Transit authorities, which are now facing about $4 billion in fees for AIG-backed tax shelters, are reaching out to the government for help, according to The New York Times.
The affected transit authorities, which include agencies in New York, Los Angeles and Chicago, used lease-in/lease-out or sale-in/lease-out tax shelters to sell infrastructure items to banks, which then lease them back to the authorities, according to the Times.
In the deal, the corporations receive a tax break, and the authorities get cash flow.
These transactions were backed by American International Group Inc. of New York, which was saved by the government in September, the Times said.

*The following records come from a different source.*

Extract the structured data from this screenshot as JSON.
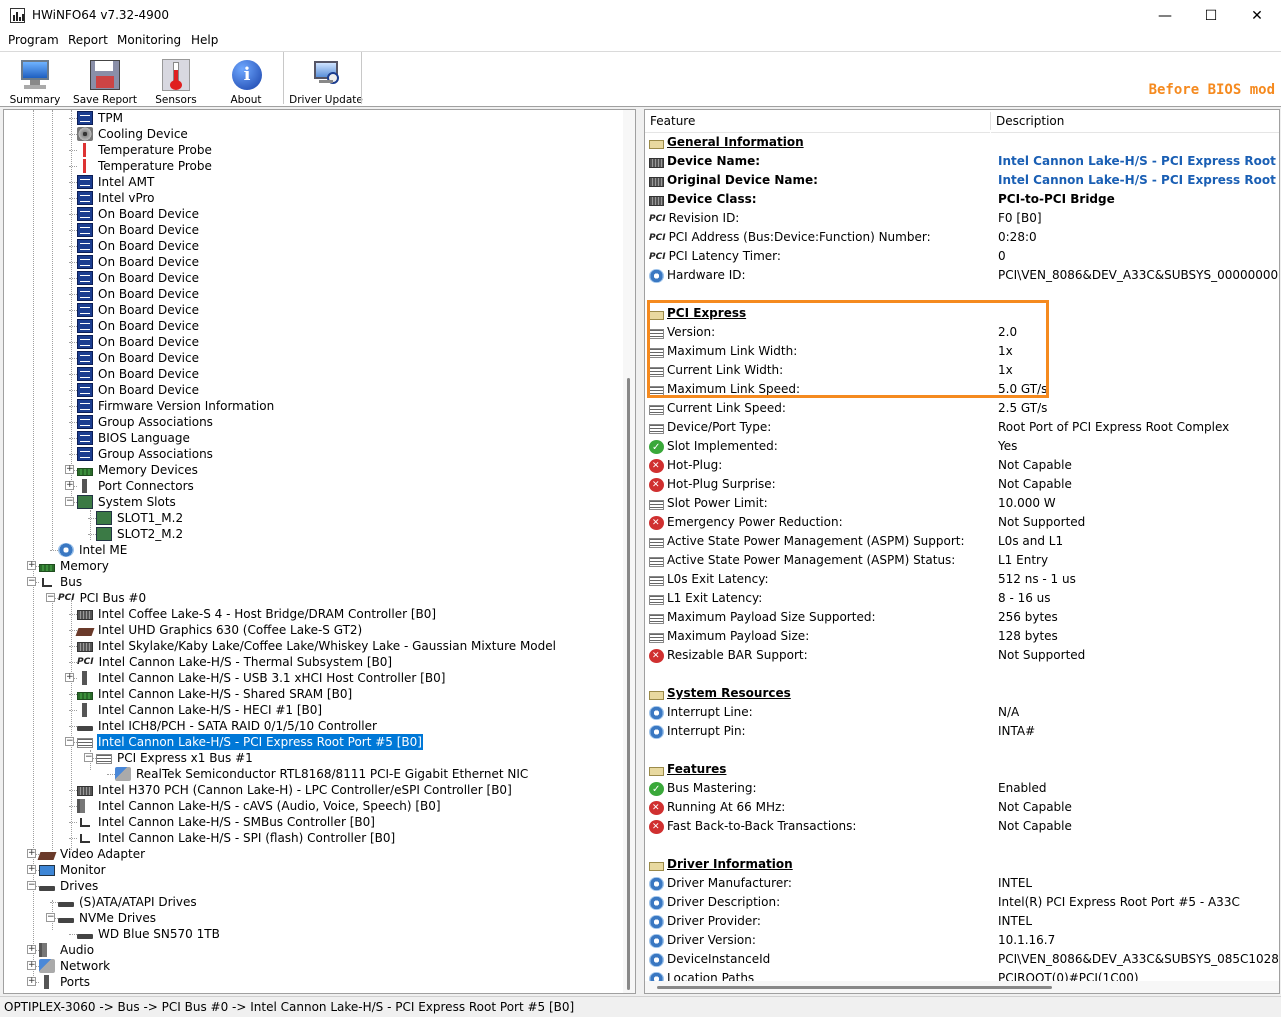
{
  "window": {
    "title": "HWiNFO64 v7.32-4900",
    "minimize": "—",
    "maximize": "☐",
    "close": "✕"
  },
  "menu": [
    "Program",
    "Report",
    "Monitoring",
    "Help"
  ],
  "toolbar": {
    "summary": "Summary",
    "save_report": "Save Report",
    "sensors": "Sensors",
    "about": "About",
    "driver_update": "Driver Update"
  },
  "banner": "Before BIOS mod",
  "tree": [
    {
      "label": "TPM",
      "icon": "dmi-icon"
    },
    {
      "label": "Cooling Device",
      "icon": "fan-icon"
    },
    {
      "label": "Temperature Probe",
      "icon": "thermometer-icon"
    },
    {
      "label": "Temperature Probe",
      "icon": "thermometer-icon"
    },
    {
      "label": "Intel AMT",
      "icon": "dmi-icon"
    },
    {
      "label": "Intel vPro",
      "icon": "dmi-icon"
    },
    {
      "label": "On Board Device",
      "icon": "dmi-icon"
    },
    {
      "label": "On Board Device",
      "icon": "dmi-icon"
    },
    {
      "label": "On Board Device",
      "icon": "dmi-icon"
    },
    {
      "label": "On Board Device",
      "icon": "dmi-icon"
    },
    {
      "label": "On Board Device",
      "icon": "dmi-icon"
    },
    {
      "label": "On Board Device",
      "icon": "dmi-icon"
    },
    {
      "label": "On Board Device",
      "icon": "dmi-icon"
    },
    {
      "label": "On Board Device",
      "icon": "dmi-icon"
    },
    {
      "label": "On Board Device",
      "icon": "dmi-icon"
    },
    {
      "label": "On Board Device",
      "icon": "dmi-icon"
    },
    {
      "label": "On Board Device",
      "icon": "dmi-icon"
    },
    {
      "label": "On Board Device",
      "icon": "dmi-icon"
    },
    {
      "label": "Firmware Version Information",
      "icon": "dmi-icon"
    },
    {
      "label": "Group Associations",
      "icon": "dmi-icon"
    },
    {
      "label": "BIOS Language",
      "icon": "dmi-icon"
    },
    {
      "label": "Group Associations",
      "icon": "dmi-icon"
    },
    {
      "label": "Memory Devices",
      "icon": "memory-icon"
    },
    {
      "label": "Port Connectors",
      "icon": "port-icon"
    },
    {
      "label": "System Slots",
      "icon": "slot-icon"
    },
    {
      "label": "SLOT1_M.2",
      "icon": "slot-icon"
    },
    {
      "label": "SLOT2_M.2",
      "icon": "slot-icon"
    },
    {
      "label": "Intel ME",
      "icon": "gear-icon"
    },
    {
      "label": "Memory",
      "icon": "memory-icon"
    },
    {
      "label": "Bus",
      "icon": "bus-icon"
    },
    {
      "label": "PCI Bus #0",
      "icon": "pci-icon"
    },
    {
      "label": "Intel Coffee Lake-S 4 - Host Bridge/DRAM Controller [B0]",
      "icon": "chip-icon"
    },
    {
      "label": "Intel UHD Graphics 630 (Coffee Lake-S GT2)",
      "icon": "gpu-icon"
    },
    {
      "label": "Intel Skylake/Kaby Lake/Coffee Lake/Whiskey Lake - Gaussian Mixture Model",
      "icon": "chip-icon"
    },
    {
      "label": "Intel Cannon Lake-H/S - Thermal Subsystem [B0]",
      "icon": "pci-icon"
    },
    {
      "label": "Intel Cannon Lake-H/S - USB 3.1 xHCI Host Controller [B0]",
      "icon": "usb-icon"
    },
    {
      "label": "Intel Cannon Lake-H/S - Shared SRAM [B0]",
      "icon": "memory-icon"
    },
    {
      "label": "Intel Cannon Lake-H/S - HECI #1 [B0]",
      "icon": "port-icon"
    },
    {
      "label": "Intel ICH8/PCH - SATA RAID 0/1/5/10 Controller",
      "icon": "drive-icon"
    },
    {
      "label": "Intel Cannon Lake-H/S - PCI Express Root Port #5 [B0]",
      "icon": "pcie-icon"
    },
    {
      "label": "PCI Express x1 Bus #1",
      "icon": "pcie-icon"
    },
    {
      "label": "RealTek Semiconductor RTL8168/8111 PCI-E Gigabit Ethernet NIC",
      "icon": "network-icon"
    },
    {
      "label": "Intel H370 PCH (Cannon Lake-H) - LPC Controller/eSPI Controller [B0]",
      "icon": "chip-icon"
    },
    {
      "label": "Intel Cannon Lake-H/S - cAVS (Audio, Voice, Speech) [B0]",
      "icon": "speaker-icon"
    },
    {
      "label": "Intel Cannon Lake-H/S - SMBus Controller [B0]",
      "icon": "bus-icon"
    },
    {
      "label": "Intel Cannon Lake-H/S - SPI (flash) Controller [B0]",
      "icon": "bus-icon"
    },
    {
      "label": "Video Adapter",
      "icon": "gpu-icon"
    },
    {
      "label": "Monitor",
      "icon": "monitor-icon"
    },
    {
      "label": "Drives",
      "icon": "drive-icon"
    },
    {
      "label": "(S)ATA/ATAPI Drives",
      "icon": "drive-icon"
    },
    {
      "label": "NVMe Drives",
      "icon": "drive-icon"
    },
    {
      "label": "WD Blue SN570 1TB",
      "icon": "drive-icon"
    },
    {
      "label": "Audio",
      "icon": "speaker-icon"
    },
    {
      "label": "Network",
      "icon": "network-icon"
    },
    {
      "label": "Ports",
      "icon": "port-icon"
    }
  ],
  "details": {
    "col_feature": "Feature",
    "col_description": "Description",
    "rows": [
      {
        "feature": "General Information",
        "value": "",
        "icon": "book-icon",
        "style": "section"
      },
      {
        "feature": "Device Name:",
        "value": "Intel Cannon Lake-H/S - PCI Express Root",
        "icon": "chip-icon",
        "style": "bold-link"
      },
      {
        "feature": "Original Device Name:",
        "value": "Intel Cannon Lake-H/S - PCI Express Root",
        "icon": "chip-icon",
        "style": "bold-link"
      },
      {
        "feature": "Device Class:",
        "value": "PCI-to-PCI Bridge",
        "icon": "chip-icon",
        "style": "bold"
      },
      {
        "feature": "Revision ID:",
        "value": "F0 [B0]",
        "icon": "pci-icon",
        "style": ""
      },
      {
        "feature": "PCI Address (Bus:Device:Function) Number:",
        "value": "0:28:0",
        "icon": "pci-icon",
        "style": ""
      },
      {
        "feature": "PCI Latency Timer:",
        "value": "0",
        "icon": "pci-icon",
        "style": ""
      },
      {
        "feature": "Hardware ID:",
        "value": "PCI\\VEN_8086&DEV_A33C&SUBSYS_00000000",
        "icon": "gear-icon",
        "style": ""
      },
      {
        "feature": "",
        "value": "",
        "icon": "",
        "style": "blank"
      },
      {
        "feature": "PCI Express",
        "value": "",
        "icon": "book-icon",
        "style": "section"
      },
      {
        "feature": "Version:",
        "value": "2.0",
        "icon": "pcie-icon",
        "style": ""
      },
      {
        "feature": "Maximum Link Width:",
        "value": "1x",
        "icon": "pcie-icon",
        "style": ""
      },
      {
        "feature": "Current Link Width:",
        "value": "1x",
        "icon": "pcie-icon",
        "style": ""
      },
      {
        "feature": "Maximum Link Speed:",
        "value": "5.0 GT/s",
        "icon": "pcie-icon",
        "style": ""
      },
      {
        "feature": "Current Link Speed:",
        "value": "2.5 GT/s",
        "icon": "pcie-icon",
        "style": ""
      },
      {
        "feature": "Device/Port Type:",
        "value": "Root Port of PCI Express Root Complex",
        "icon": "pcie-icon",
        "style": ""
      },
      {
        "feature": "Slot Implemented:",
        "value": "Yes",
        "icon": "check-icon",
        "style": ""
      },
      {
        "feature": "Hot-Plug:",
        "value": "Not Capable",
        "icon": "cross-icon",
        "style": ""
      },
      {
        "feature": "Hot-Plug Surprise:",
        "value": "Not Capable",
        "icon": "cross-icon",
        "style": ""
      },
      {
        "feature": "Slot Power Limit:",
        "value": "10.000 W",
        "icon": "pcie-icon",
        "style": ""
      },
      {
        "feature": "Emergency Power Reduction:",
        "value": "Not Supported",
        "icon": "cross-icon",
        "style": ""
      },
      {
        "feature": "Active State Power Management (ASPM) Support:",
        "value": "L0s and L1",
        "icon": "pcie-icon",
        "style": ""
      },
      {
        "feature": "Active State Power Management (ASPM) Status:",
        "value": "L1 Entry",
        "icon": "pcie-icon",
        "style": ""
      },
      {
        "feature": "L0s Exit Latency:",
        "value": "512 ns - 1 us",
        "icon": "pcie-icon",
        "style": ""
      },
      {
        "feature": "L1 Exit Latency:",
        "value": "8 - 16 us",
        "icon": "pcie-icon",
        "style": ""
      },
      {
        "feature": "Maximum Payload Size Supported:",
        "value": "256 bytes",
        "icon": "pcie-icon",
        "style": ""
      },
      {
        "feature": "Maximum Payload Size:",
        "value": "128 bytes",
        "icon": "pcie-icon",
        "style": ""
      },
      {
        "feature": "Resizable BAR Support:",
        "value": "Not Supported",
        "icon": "cross-icon",
        "style": ""
      },
      {
        "feature": "",
        "value": "",
        "icon": "",
        "style": "blank"
      },
      {
        "feature": "System Resources",
        "value": "",
        "icon": "book-icon",
        "style": "section"
      },
      {
        "feature": "Interrupt Line:",
        "value": "N/A",
        "icon": "gear-icon",
        "style": ""
      },
      {
        "feature": "Interrupt Pin:",
        "value": "INTA#",
        "icon": "gear-icon",
        "style": ""
      },
      {
        "feature": "",
        "value": "",
        "icon": "",
        "style": "blank"
      },
      {
        "feature": "Features",
        "value": "",
        "icon": "book-icon",
        "style": "section"
      },
      {
        "feature": "Bus Mastering:",
        "value": "Enabled",
        "icon": "check-icon",
        "style": ""
      },
      {
        "feature": "Running At 66 MHz:",
        "value": "Not Capable",
        "icon": "cross-icon",
        "style": ""
      },
      {
        "feature": "Fast Back-to-Back Transactions:",
        "value": "Not Capable",
        "icon": "cross-icon",
        "style": ""
      },
      {
        "feature": "",
        "value": "",
        "icon": "",
        "style": "blank"
      },
      {
        "feature": "Driver Information",
        "value": "",
        "icon": "book-icon",
        "style": "section"
      },
      {
        "feature": "Driver Manufacturer:",
        "value": "INTEL",
        "icon": "gear-icon",
        "style": ""
      },
      {
        "feature": "Driver Description:",
        "value": "Intel(R) PCI Express Root Port #5 - A33C",
        "icon": "gear-icon",
        "style": ""
      },
      {
        "feature": "Driver Provider:",
        "value": "INTEL",
        "icon": "gear-icon",
        "style": ""
      },
      {
        "feature": "Driver Version:",
        "value": "10.1.16.7",
        "icon": "gear-icon",
        "style": ""
      },
      {
        "feature": "DeviceInstanceId",
        "value": "PCI\\VEN_8086&DEV_A33C&SUBSYS_085C1028",
        "icon": "gear-icon",
        "style": ""
      },
      {
        "feature": "Location Paths",
        "value": "PCIROOT(0)#PCI(1C00)",
        "icon": "gear-icon",
        "style": ""
      }
    ]
  },
  "status_bar": "OPTIPLEX-3060 -> Bus -> PCI Bus #0 -> Intel Cannon Lake-H/S - PCI Express Root Port #5 [B0]",
  "colors": {
    "accent": "#f58a1f",
    "selection": "#0078d7",
    "link": "#1a5fb4"
  }
}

But now the American Public Transportation Association, a Washington lobbying group for the transit authorities, is asking the Department of Transportation to encourage Henry Paulson, secretary of the Treasury, and Ben Bernanke, Federal Reserve Board chairman, to have the government back the transactions in AIG’s stead.
With the government’s backing, the authorities can avoid paying $4 billion in early-termination fees to AIG and other banks and insurers in the deals.
Banks in the deals want the money because the insurer’s credit ratings were lowered, the Times said.
The shelters — which have cost the Treasury an estimated $34 billion in otherwise-levied taxes — have been under scrutiny by the Internal Revenue Service and have even been banned by the tax agency, which said it never considered them valid for deductions, according to the Times.